When buying and storing cryptocurrencies it is easy to forget about them with regards to one’s will. Especially if one is purchasing small amounts. However, there is the possibility that even a small investment made now could potentially be worth substantially more in the future. If you were to die, and your coins died with you, this could be a marked loss for your family.
Of course, unlike with a traditional investment, including your crypto holdings in your estate is not as easy as simply mentioning them in your will. You will need to entrust somebody with the knowledge of where and how they are stored, and how to go about retrieving them in the event that you are not around to do it. In other words a little crypto training may need to take place in order for you to be sure that your loved ones will be able to gain access to the fund if it was all up to them.
This may seem like dramatic measures, for perhaps what may seem like a relatively small and causal investment. However, if cryptocurrencies become widely adopted, there is a chance that even a small investment made now, could be something worth leaving to someone in the future.
We hope you have enjoyed this article, and now feel more confident about the safe storage of your digital assets. Remember to always do you own research, never share your private wallet info with anybody, keep your computer clean, and have backups.

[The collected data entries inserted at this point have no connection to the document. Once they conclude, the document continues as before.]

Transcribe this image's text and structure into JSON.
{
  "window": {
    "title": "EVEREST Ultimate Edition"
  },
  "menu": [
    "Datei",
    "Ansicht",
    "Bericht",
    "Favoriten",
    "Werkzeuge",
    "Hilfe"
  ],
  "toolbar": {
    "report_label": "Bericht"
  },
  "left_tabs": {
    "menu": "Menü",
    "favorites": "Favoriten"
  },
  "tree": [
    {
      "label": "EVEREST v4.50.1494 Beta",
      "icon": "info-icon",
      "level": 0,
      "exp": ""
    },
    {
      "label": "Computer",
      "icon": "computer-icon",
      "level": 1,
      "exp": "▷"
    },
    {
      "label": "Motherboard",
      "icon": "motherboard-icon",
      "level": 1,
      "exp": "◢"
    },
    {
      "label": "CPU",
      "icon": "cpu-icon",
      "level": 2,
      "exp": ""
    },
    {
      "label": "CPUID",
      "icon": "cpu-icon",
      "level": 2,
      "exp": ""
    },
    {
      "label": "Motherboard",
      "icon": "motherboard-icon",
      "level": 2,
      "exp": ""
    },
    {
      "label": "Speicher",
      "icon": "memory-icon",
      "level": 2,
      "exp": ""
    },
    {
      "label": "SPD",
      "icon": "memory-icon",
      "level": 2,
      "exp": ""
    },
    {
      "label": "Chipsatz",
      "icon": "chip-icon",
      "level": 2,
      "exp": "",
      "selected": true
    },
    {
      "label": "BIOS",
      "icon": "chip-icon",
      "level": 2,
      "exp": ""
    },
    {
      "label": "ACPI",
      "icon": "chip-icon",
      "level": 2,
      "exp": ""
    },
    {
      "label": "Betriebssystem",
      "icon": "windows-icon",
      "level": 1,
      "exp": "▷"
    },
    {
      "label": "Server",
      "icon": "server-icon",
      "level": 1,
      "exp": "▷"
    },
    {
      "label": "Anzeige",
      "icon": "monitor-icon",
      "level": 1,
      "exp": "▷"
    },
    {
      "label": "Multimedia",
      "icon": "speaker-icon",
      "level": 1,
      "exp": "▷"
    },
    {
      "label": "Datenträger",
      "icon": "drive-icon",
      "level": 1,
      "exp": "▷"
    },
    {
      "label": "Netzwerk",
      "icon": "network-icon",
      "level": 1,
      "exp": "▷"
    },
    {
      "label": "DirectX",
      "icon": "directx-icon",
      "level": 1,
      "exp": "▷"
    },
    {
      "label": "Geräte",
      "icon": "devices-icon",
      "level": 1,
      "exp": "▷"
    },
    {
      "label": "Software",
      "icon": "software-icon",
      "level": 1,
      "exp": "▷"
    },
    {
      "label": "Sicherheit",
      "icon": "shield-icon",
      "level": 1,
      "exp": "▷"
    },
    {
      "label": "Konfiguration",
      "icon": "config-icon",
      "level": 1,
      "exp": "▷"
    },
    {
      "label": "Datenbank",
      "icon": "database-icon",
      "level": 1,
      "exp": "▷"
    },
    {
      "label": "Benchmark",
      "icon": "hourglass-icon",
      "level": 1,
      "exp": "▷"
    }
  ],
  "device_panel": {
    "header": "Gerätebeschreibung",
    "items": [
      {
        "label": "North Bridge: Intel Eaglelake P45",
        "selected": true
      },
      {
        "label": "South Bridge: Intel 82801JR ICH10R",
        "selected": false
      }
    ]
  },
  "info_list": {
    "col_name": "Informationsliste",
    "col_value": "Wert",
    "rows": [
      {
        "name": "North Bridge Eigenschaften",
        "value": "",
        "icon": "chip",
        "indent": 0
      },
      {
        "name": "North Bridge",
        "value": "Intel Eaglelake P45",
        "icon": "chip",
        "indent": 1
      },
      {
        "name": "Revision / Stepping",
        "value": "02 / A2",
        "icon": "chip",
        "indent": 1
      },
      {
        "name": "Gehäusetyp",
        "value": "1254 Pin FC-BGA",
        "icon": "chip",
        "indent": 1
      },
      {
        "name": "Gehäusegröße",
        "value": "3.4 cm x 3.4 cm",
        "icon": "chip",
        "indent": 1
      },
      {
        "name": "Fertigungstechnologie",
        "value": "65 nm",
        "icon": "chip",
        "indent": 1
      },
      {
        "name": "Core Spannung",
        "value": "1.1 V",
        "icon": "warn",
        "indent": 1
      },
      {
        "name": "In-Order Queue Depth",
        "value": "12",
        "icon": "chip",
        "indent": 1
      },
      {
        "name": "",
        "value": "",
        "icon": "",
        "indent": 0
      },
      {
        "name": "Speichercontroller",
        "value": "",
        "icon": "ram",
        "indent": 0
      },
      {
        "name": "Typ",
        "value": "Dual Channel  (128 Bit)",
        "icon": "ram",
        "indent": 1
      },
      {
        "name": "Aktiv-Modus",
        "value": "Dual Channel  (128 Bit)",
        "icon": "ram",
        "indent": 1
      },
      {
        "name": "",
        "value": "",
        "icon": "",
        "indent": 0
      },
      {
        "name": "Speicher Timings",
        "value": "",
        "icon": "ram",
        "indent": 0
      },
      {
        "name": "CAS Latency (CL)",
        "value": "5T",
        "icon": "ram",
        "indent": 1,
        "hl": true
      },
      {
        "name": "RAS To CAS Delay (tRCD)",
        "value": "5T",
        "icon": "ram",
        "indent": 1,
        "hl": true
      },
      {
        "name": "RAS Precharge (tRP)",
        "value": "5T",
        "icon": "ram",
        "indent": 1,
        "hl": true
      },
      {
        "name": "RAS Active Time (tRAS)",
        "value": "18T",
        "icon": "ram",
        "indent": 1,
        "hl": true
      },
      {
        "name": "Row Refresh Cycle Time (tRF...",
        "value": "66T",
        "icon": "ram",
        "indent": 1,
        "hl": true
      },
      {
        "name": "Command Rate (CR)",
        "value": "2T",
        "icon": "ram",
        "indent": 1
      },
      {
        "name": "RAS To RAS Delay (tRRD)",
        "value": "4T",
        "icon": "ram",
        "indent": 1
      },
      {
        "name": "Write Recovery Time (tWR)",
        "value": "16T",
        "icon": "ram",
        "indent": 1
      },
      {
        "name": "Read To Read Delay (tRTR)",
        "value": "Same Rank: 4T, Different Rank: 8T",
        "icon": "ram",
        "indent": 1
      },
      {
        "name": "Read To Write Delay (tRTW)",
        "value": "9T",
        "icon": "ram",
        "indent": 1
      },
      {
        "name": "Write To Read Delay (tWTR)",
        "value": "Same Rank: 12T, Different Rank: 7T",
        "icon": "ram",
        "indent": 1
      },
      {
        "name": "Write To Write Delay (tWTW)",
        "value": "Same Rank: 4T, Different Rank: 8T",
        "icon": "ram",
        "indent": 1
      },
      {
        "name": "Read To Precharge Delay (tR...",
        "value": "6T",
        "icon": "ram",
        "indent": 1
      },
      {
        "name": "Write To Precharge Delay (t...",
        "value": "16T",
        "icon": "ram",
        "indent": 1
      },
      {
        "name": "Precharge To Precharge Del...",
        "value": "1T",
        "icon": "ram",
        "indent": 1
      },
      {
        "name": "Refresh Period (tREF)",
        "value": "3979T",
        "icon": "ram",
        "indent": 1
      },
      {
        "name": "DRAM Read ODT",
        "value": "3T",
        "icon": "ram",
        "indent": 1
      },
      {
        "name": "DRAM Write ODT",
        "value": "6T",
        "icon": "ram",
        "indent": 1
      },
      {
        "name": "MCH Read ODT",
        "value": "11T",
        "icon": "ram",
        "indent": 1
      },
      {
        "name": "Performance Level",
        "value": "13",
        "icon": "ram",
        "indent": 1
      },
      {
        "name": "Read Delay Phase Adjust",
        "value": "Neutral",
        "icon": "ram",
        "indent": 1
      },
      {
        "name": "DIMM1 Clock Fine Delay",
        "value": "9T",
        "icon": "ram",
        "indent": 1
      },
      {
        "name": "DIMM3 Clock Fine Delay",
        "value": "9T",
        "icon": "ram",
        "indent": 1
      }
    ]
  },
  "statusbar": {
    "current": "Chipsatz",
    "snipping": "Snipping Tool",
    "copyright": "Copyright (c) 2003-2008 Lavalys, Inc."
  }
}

Cryptocurrencies are revolutionary in the fact that they are a store of value over which only you have control—providing you do not hand over your private information to a third party. The added responsibility this brings can sometimes feel more like a liability than a privilege. However once you have understood and implemented a secure storage setup for your bitcoin or other cryptocurrencies, it has the potential to be one of the most ‘physically’ safe investments you can make.